Guided navigation from multiple viewpoints using qualitative spatial reasoning

Abstract

© 2020 Taylor & Francis.Navigation is an essential ability for mobile agents to be completely autonomous and able to perform complex actions. However, the problem of navigation for agents with limited (or no) perception of the world, or devoid of a fully defined motion model, has received little attention from research in AI and Robotics. One way to tackle this problem is to use guided navigation, in which other autonomous agents, endowed with perception, can combine their distinct viewpoints to infer the localization and the appropriate commands to guide a sensory deprived agent through a particular path. Due to the limited knowledge about the physical and perceptual characteristics of the guided agent, this task should be conducted on a level of abstraction allowing the use of a generic motion model, and high-level commands, that can be applied by any type of autonomous agents, including humans.
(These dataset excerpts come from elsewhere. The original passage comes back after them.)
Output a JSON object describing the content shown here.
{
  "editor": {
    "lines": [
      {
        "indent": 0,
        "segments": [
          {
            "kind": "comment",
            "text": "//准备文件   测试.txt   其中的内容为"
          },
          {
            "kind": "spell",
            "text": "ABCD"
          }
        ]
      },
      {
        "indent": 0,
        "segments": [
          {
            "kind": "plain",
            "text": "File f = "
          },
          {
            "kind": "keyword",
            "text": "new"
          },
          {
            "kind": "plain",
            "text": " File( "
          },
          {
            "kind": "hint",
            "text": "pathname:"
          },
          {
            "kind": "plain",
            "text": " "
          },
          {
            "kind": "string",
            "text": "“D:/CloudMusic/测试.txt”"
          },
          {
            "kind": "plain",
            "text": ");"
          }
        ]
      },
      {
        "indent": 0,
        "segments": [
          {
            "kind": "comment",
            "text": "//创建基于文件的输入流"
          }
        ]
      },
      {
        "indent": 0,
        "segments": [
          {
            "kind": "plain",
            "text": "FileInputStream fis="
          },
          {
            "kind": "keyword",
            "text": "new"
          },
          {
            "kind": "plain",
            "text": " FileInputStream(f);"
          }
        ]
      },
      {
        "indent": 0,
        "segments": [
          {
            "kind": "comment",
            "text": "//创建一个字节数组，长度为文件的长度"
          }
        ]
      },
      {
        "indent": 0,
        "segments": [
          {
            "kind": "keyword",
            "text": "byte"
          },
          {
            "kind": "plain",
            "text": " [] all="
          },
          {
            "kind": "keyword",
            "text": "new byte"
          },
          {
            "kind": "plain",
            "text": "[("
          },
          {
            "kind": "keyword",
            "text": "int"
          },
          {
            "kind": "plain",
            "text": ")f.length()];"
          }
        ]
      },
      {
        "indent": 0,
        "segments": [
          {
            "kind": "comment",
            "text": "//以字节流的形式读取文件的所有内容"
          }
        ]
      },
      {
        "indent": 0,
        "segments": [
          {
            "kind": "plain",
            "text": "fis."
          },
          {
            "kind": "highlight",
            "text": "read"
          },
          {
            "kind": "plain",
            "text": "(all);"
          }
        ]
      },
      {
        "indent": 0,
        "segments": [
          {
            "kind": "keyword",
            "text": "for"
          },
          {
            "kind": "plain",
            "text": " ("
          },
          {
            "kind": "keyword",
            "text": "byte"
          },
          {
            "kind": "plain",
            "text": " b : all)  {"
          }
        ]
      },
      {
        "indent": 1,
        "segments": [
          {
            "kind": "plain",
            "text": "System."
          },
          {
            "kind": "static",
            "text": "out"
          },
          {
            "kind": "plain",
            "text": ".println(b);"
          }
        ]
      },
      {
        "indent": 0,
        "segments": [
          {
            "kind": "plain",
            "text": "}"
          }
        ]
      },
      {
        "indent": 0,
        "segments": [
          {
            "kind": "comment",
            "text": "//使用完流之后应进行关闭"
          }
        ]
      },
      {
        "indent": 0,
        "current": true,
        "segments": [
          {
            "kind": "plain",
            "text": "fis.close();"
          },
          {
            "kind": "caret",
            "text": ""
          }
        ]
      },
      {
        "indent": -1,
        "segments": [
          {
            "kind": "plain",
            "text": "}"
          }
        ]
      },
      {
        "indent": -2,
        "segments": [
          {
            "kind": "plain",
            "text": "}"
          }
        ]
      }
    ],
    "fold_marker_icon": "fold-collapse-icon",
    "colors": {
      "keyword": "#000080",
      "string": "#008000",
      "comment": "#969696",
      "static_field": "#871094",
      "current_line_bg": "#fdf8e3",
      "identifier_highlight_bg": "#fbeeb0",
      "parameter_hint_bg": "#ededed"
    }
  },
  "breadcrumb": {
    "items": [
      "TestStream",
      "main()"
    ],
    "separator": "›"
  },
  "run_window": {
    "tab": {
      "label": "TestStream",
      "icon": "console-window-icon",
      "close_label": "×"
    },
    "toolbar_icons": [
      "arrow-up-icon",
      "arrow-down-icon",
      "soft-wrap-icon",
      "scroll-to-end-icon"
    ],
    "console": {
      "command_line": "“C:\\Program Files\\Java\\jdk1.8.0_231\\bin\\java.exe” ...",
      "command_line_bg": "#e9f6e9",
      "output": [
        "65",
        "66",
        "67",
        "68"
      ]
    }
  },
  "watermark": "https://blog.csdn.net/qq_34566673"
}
The main task considered in this work is, given a group of autonomous agents perceiving their common environment with their independent, egocentric and local vision sensors, the development and evaluation of algorithms capable of producing a set of high-level commands (involving qualitative directions: e.g. move left, go straight ahead) capable of guiding a sensory deprived robot to a goal location. In order to accomplish this, the present paper assumes relations from the qualitative spatial reasoning formalism called StarVars, whose inference method is also used to build a model of the domain. This paper presents two qualitative-probabilistic algorithms for guided navigation using a particle filter and qualitative spatial relations. In the first algorithm, the particle filter is run upon a qualitative representation of the domain, whereas the second algorithm transforms the numerical output of a standard particle filter into qualitative relations to guide a sensory deprived robot. The proposed methods were evaluated with experiments carried out on a 2D humanoid robot simulator. A proof of concept executing the algorithms on a group of real humanoid robots is also presented. The results obtained demonstrate the success of the guided navigation models proposed in this work.